Expression of cyclin D1 and CDK4 causes hypertrophic growth of cardiomyocytes in culture: a possible implication for cardiac hypertrophy

Differentiated cardiomyocytes have little capacity to proliferate and show the hypertrophic growth in response to alpha1-adrenergic stimuli via the Ras/MEK pathway. In this study, we investigated a role of cyclin D1 and CDK4, a positive regulator of cell cycle, in cultured neonatal rat cardiomyocyte hypertrophy. D-type cyclins including cyclin D1 were induced in cells stimulated by phenylephrine.
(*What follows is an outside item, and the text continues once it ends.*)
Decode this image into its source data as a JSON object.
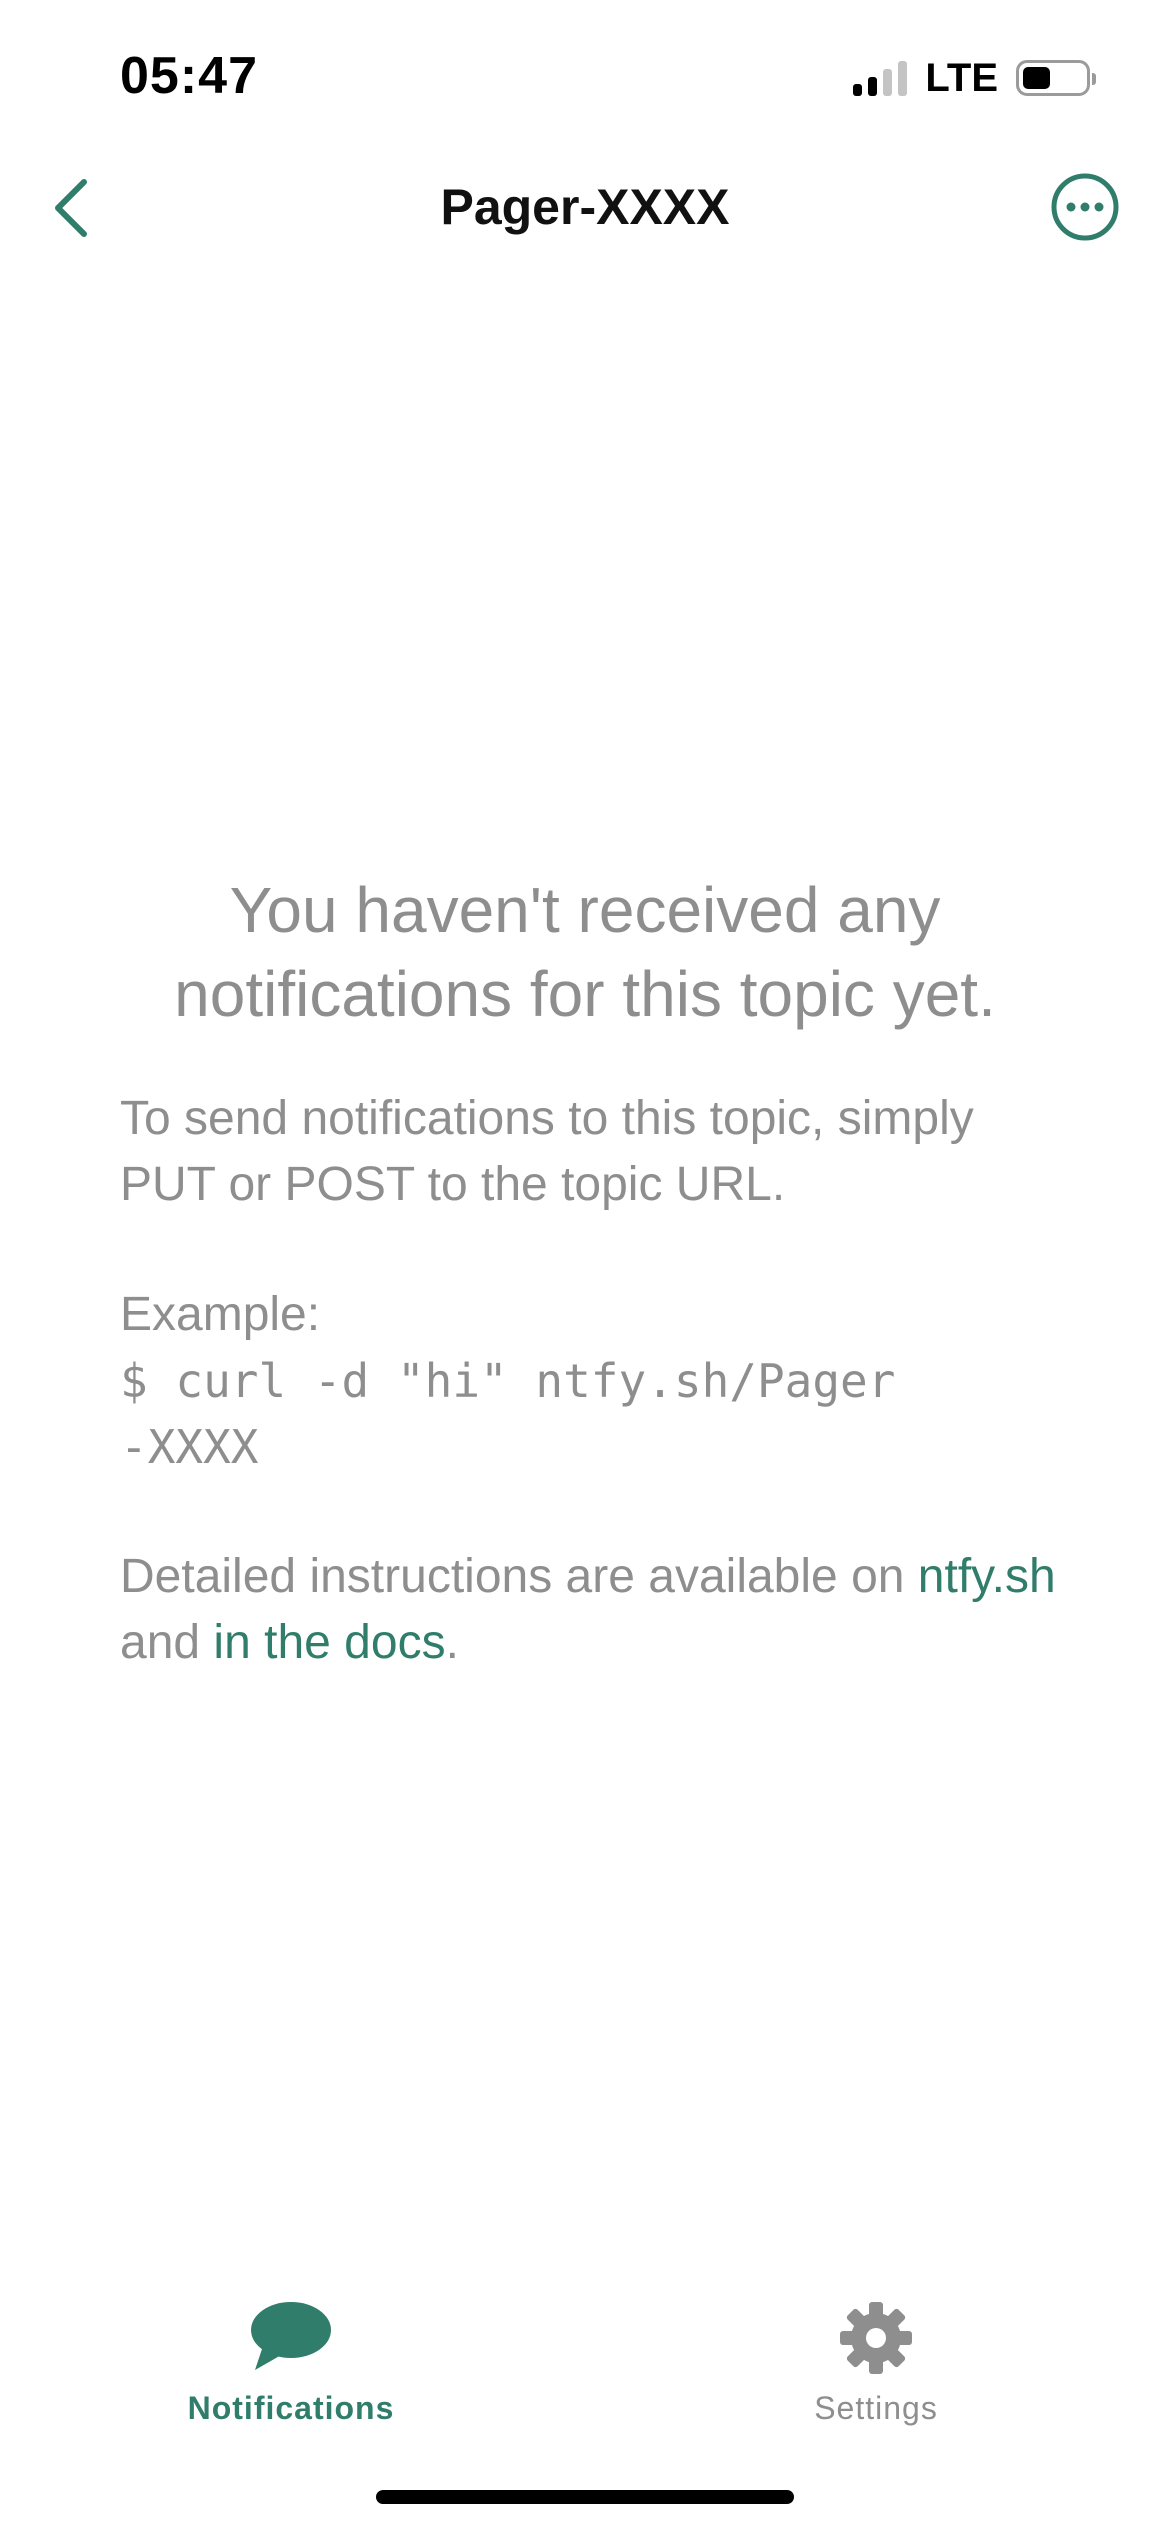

This induction was inhibited by MEK inhibitor PD98059 and the dominant negative RasN17, but mimicked by expression of the constitutive active Ras61L. Over-expression of cyclin D1 and CDK4 using adenovirus gene transfer caused the hypertrophic growth of cardiomyocytes, as evidenced by an increase of the cell size as well as the amount of cellular protein and its rate of synthesis. However, the cyclin D1/CDK4 kinase activity was not up-regulated in cells treated by hypertrophic stimuli or in cells over-expressing the cyclin D1 and CDK4. Furthermore, a CDK inhibitor, p16, did not inhibit the hypertrophic growth of cardiomyocytes. These results clearly indicated that cyclin D1 and CDK4 have a role in hypertrophic growth of cardiomyocytes through a novel mechanism(s) which appears not to be related to its activity required for cell cycle progression.